Diantara kewajiban agung yang
harus dilakukan orang yang sakit adalah sholat. Banyak sekali kaum
muslimin yang kadang meninggalkan sholat dengan dalih sakit atau
memaksakan diri sholat dengan tata-tata cara yang biasa dilakukan orang
sehat. Akhirnya merasakan beratnya sholat bahkan merasakan hal itu
sebagai beban yang menyusahkannya.
Solusinya adalah kewajiban
mengenal hukum-hukum dan tata cara sholat orang yang sakit sesuai
petunjuk Rasulullah shallallahu ‘alaihi wa sallam dan penjelasan para
ulama.
Hukum-Hukum yang berhubungan dengan sholat orang sakit
Di antara hukum-hukum yang berhubungan dengan orang sakit dalam ibadah sholatnya adalah:
1. Orang yang sakit tetap wajib
sholat diwaktunya dan melaksanakannya menurut kemampuannya [1],
sebagaimana diperintahkan Allah Ta’ala dalam firman-Nya:
فَاتَّقُوا اللَّهَ مَا اسْتَطَعْتُمْ
Maka bertaqwalah kamu kepada Allah menurut kesanggupanmu. (Qs. At-Taghâbûn/ 64:16) dan perintah Rasulullah shallallahu ‘alaihi wa sallam dalam hadits ‘Imrân bin Hushain:
كَانَتْ بِي
بَوَاسِيرُ فَسَأَلْتُ النَّبِيَّ صَلَّى اللَّهُ عَلَيْهِ وَسَلَّمَ عَنْ
الصَّلَاةِ فَقَالَ صَلِّ قَائِمًا فَإِنْ لَمْ تَسْتَطِعْ فَقَاعِدًا
فَإِنْ لَمْ تَسْتَطِعْ فَعَلَى جَنْبٍ
Pernah
Penyakit wasir menimpaku, lalu akau bertanya kepada Nabi shallallahu
‘alaihi wa sallam tentang cara sholatnya. Maka beliau shallallahu
‘alaihi wa sallam menjawab: “Sholatlah dengan berdiri, apabila tidak
mampu maka duduklah dan bila tidak mampu juga maka berbaringlah.” (HR al-Bukhari no. 1117)
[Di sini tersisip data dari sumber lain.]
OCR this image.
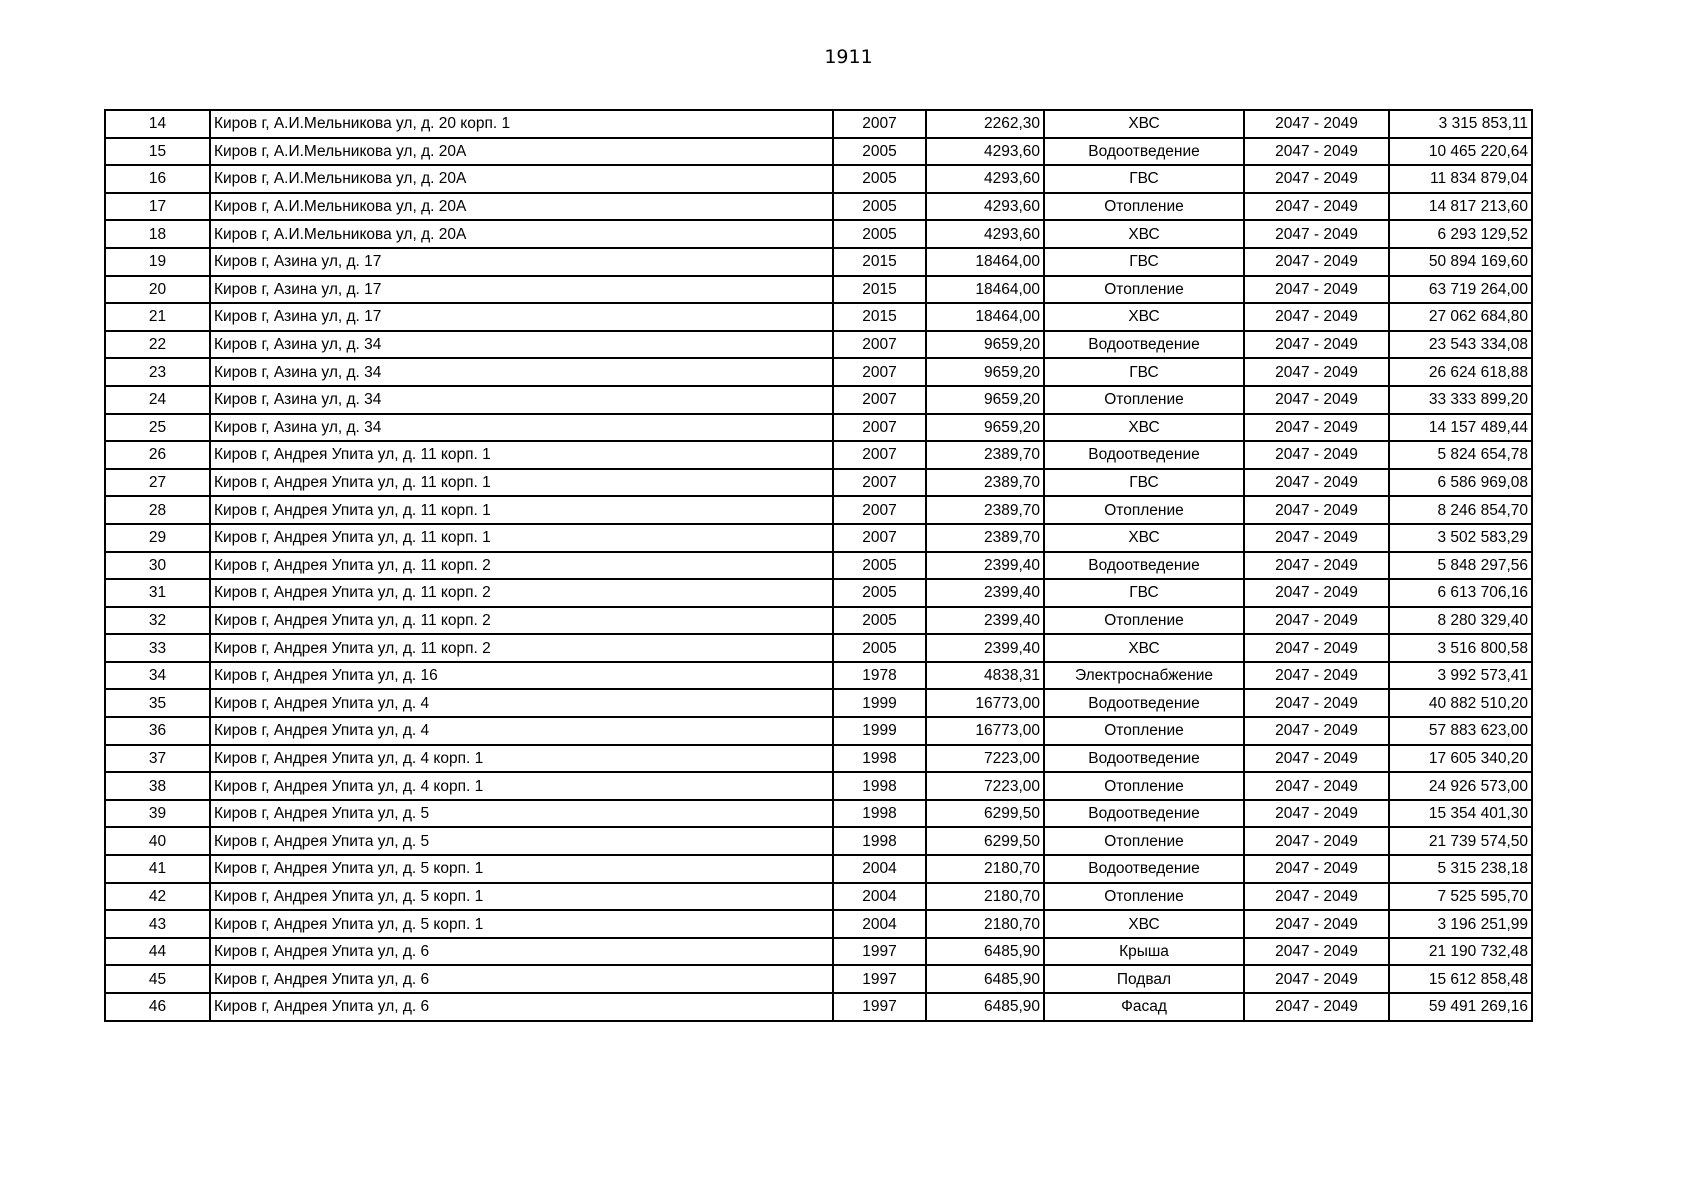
1911
14	Киров г, А.И.Мельникова ул, д. 20 корп. 1	2007	2262,30	ХВС	2047 - 2049	3 315 853,11
15	Киров г, А.И.Мельникова ул, д. 20А	2005	4293,60	Водоотведение	2047 - 2049	10 465 220,64
16	Киров г, А.И.Мельникова ул, д. 20А	2005	4293,60	ГВС	2047 - 2049	11 834 879,04
17	Киров г, А.И.Мельникова ул, д. 20А	2005	4293,60	Отопление	2047 - 2049	14 817 213,60
18	Киров г, А.И.Мельникова ул, д. 20А	2005	4293,60	ХВС	2047 - 2049	6 293 129,52
19	Киров г, Азина ул, д. 17	2015	18464,00	ГВС	2047 - 2049	50 894 169,60
20	Киров г, Азина ул, д. 17	2015	18464,00	Отопление	2047 - 2049	63 719 264,00
21	Киров г, Азина ул, д. 17	2015	18464,00	ХВС	2047 - 2049	27 062 684,80
22	Киров г, Азина ул, д. 34	2007	9659,20	Водоотведение	2047 - 2049	23 543 334,08
23	Киров г, Азина ул, д. 34	2007	9659,20	ГВС	2047 - 2049	26 624 618,88
24	Киров г, Азина ул, д. 34	2007	9659,20	Отопление	2047 - 2049	33 333 899,20
25	Киров г, Азина ул, д. 34	2007	9659,20	ХВС	2047 - 2049	14 157 489,44
26	Киров г, Андрея Упита ул, д. 11 корп. 1	2007	2389,70	Водоотведение	2047 - 2049	5 824 654,78
27	Киров г, Андрея Упита ул, д. 11 корп. 1	2007	2389,70	ГВС	2047 - 2049	6 586 969,08
28	Киров г, Андрея Упита ул, д. 11 корп. 1	2007	2389,70	Отопление	2047 - 2049	8 246 854,70
29	Киров г, Андрея Упита ул, д. 11 корп. 1	2007	2389,70	ХВС	2047 - 2049	3 502 583,29
30	Киров г, Андрея Упита ул, д. 11 корп. 2	2005	2399,40	Водоотведение	2047 - 2049	5 848 297,56
31	Киров г, Андрея Упита ул, д. 11 корп. 2	2005	2399,40	ГВС	2047 - 2049	6 613 706,16
32	Киров г, Андрея Упита ул, д. 11 корп. 2	2005	2399,40	Отопление	2047 - 2049	8 280 329,40
33	Киров г, Андрея Упита ул, д. 11 корп. 2	2005	2399,40	ХВС	2047 - 2049	3 516 800,58
34	Киров г, Андрея Упита ул, д. 16	1978	4838,31	Электроснабжение	2047 - 2049	3 992 573,41
35	Киров г, Андрея Упита ул, д. 4	1999	16773,00	Водоотведение	2047 - 2049	40 882 510,20
36	Киров г, Андрея Упита ул, д. 4	1999	16773,00	Отопление	2047 - 2049	57 883 623,00
37	Киров г, Андрея Упита ул, д. 4 корп. 1	1998	7223,00	Водоотведение	2047 - 2049	17 605 340,20
38	Киров г, Андрея Упита ул, д. 4 корп. 1	1998	7223,00	Отопление	2047 - 2049	24 926 573,00
39	Киров г, Андрея Упита ул, д. 5	1998	6299,50	Водоотведение	2047 - 2049	15 354 401,30
40	Киров г, Андрея Упита ул, д. 5	1998	6299,50	Отопление	2047 - 2049	21 739 574,50
41	Киров г, Андрея Упита ул, д. 5 корп. 1	2004	2180,70	Водоотведение	2047 - 2049	5 315 238,18
42	Киров г, Андрея Упита ул, д. 5 корп. 1	2004	2180,70	Отопление	2047 - 2049	7 525 595,70
43	Киров г, Андрея Упита ул, д. 5 корп. 1	2004	2180,70	ХВС	2047 - 2049	3 196 251,99
44	Киров г, Андрея Упита ул, д. 6	1997	6485,90	Крыша	2047 - 2049	21 190 732,48
45	Киров г, Андрея Упита ул, д. 6	1997	6485,90	Подвал	2047 - 2049	15 612 858,48
46	Киров г, Андрея Упита ул, д. 6	1997	6485,90	Фасад	2047 - 2049	59 491 269,16
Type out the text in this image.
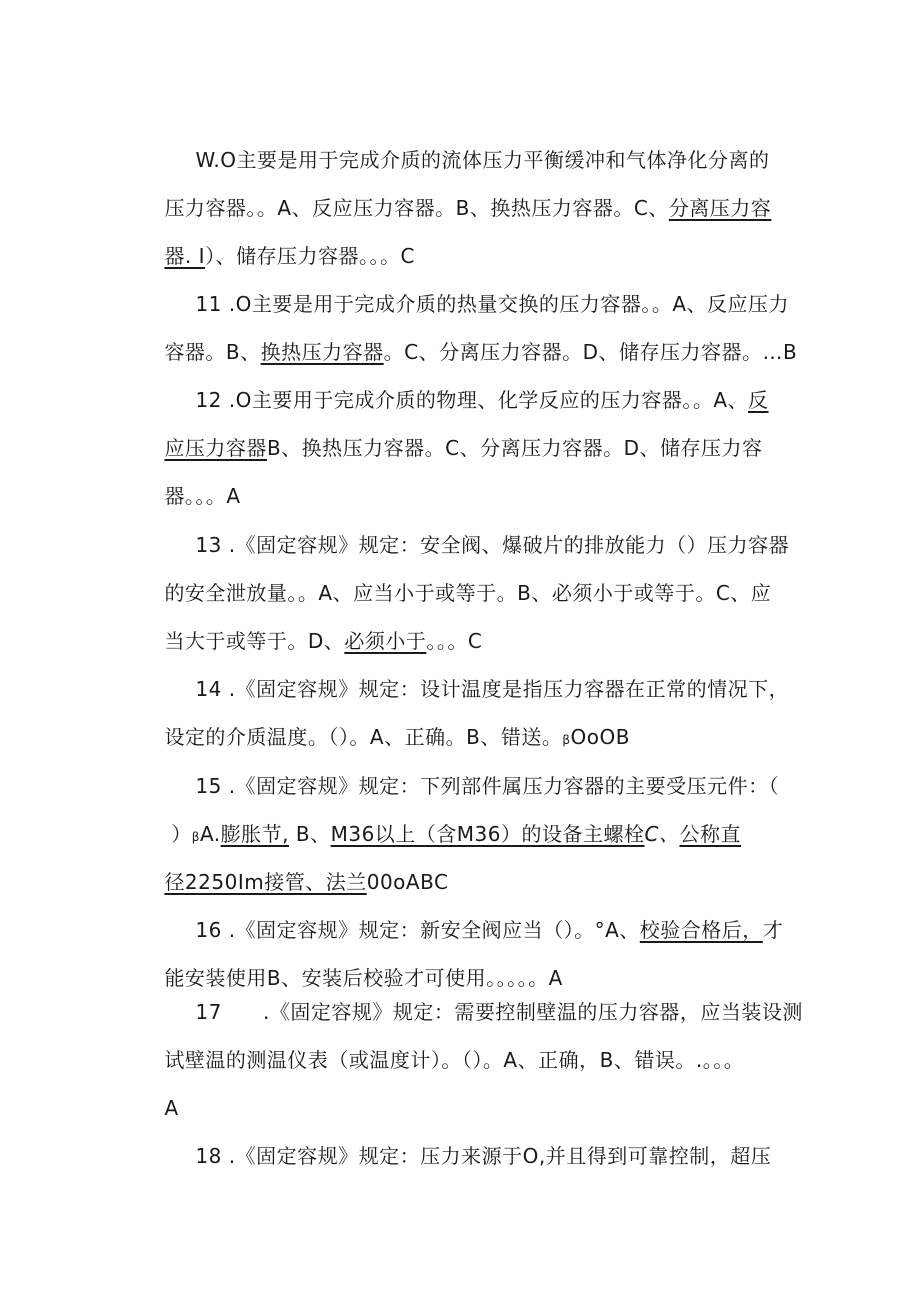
W.O主要是用于完成介质的流体压力平衡缓冲和气体净化分离的

压力容器。。A、反应压力容器。B、换热压力容器。C、分离压力容

器. I）、储存压力容器。。。C

11 .O主要是用于完成介质的热量交换的压力容器。。A、反应压力

容器。B、换热压力容器。C、分离压力容器。D、储存压力容器。…B

12 .O主要用于完成介质的物理、化学反应的压力容器。。A、反

应压力容器B、换热压力容器。C、分离压力容器。D、储存压力容

器。。。A

13 .《固定容规》规定：安全阀、爆破片的排放能力（）压力容器

的安全泄放量。。A、应当小于或等于。B、必须小于或等于。C、应

当大于或等于。D、必须小于。。。C

14 .《固定容规》规定：设计温度是指压力容器在正常的情况下，

设定的介质温度。（）。A、正确。B、错送。βOoOB

15 .《固定容规》规定：下列部件属压力容器的主要受压元件：（

）βA.膨胀节, B、M36以上（含M36）的设备主螺栓C、公称直

径2250Im接管、法兰00oABC

16 .《固定容规》规定：新安全阀应当（）。°A、校验合格后，才

能安装使用B、安装后校验才可使用。。。。。A

17      .《固定容规》规定：需要控制壁温的压力容器，应当装设测

试壁温的测温仪表（或温度计）。（）。A、正确，B、错误。.。。。

A

18 .《固定容规》规定：压力来源于O,并且得到可靠控制，超压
2. Apabila berat melakukan
setiap sholat pada waktunya maka diperbolehkan baginya untuk men-jama’
(menggabung) antara shalat Zhuhur dan Ashar, Maghrib dan ‘Isya baik
dengan jama’ taqdim atau ta’khir [2]. Hal ini melihat kepada yang
termudah baginya. Sedangkan shalat Shubuh maka tidak boleh dijama’
karena waktunya terpisah dari shalat sebelum dan sesudahnya. Diantara
dasar kebolehan ini adalah hadits Ibnu Abas radhiallahu ‘anhuma yang menyatakan:
جَمَعَ رَسُولُ
اللَّهِ صَلَّى اللَّهُ عَلَيْهِ وَسَلَّمَ بَيْنَ الظُّهْرِ وَالْعَصْرِ
وَالْمَغْرِبِ وَالْعِشَاءِ بِالْمَدِينَةِ فِي غَيْرِ خَوْفٍ وَلَا
مَطَرٍ قَالَ (أَبُوْ كُرَيْبٍ) قُلْتُ لِابْنِ عَبَّاسٍ لِمَ فَعَلَ
ذَلِكَ قَالَ كَيْ لَا يُحْرِجَ أُمَّتَهُ
Rasulullah
shallallahu ‘alaihi wa sallam telah menjama’ antara Zhuhur dan Ashar,
Maghrib dan Isya’ di kota Madinah tanpa sebab takut dan hujan. Abu
Kuraib berkata: Aku bertanya kepada Ibnu Abas radhiallahu ‘anhuma:
Mengapa beliau berbuat demikian? Beliau radhiallahu ‘anhuma menjawab:
Agar tidak menyusahkan umatnya. (HR Muslim no. 705)
Dalam hadits diatas jelaslah Rasulullah shallallahu ‘alaihi wa sallam membolehkan kita menjama’ sholat karena adanya rasa berat yang menyusahkan (masyaqqoh) dan jelas sakit merupakan masyaqqah. Hal ini juga dikuatkan dengan menganalogikan orang sakit kepada orang yang terkena istihaadhoh yang diperintahkan Nabi shallallahu ‘alaihi wa sallam untuk mengakhirkan sholat Zhuhur dan mempercepat Ashar dan mengakhirkan Maghrib dan mempercepat Isya’. [3]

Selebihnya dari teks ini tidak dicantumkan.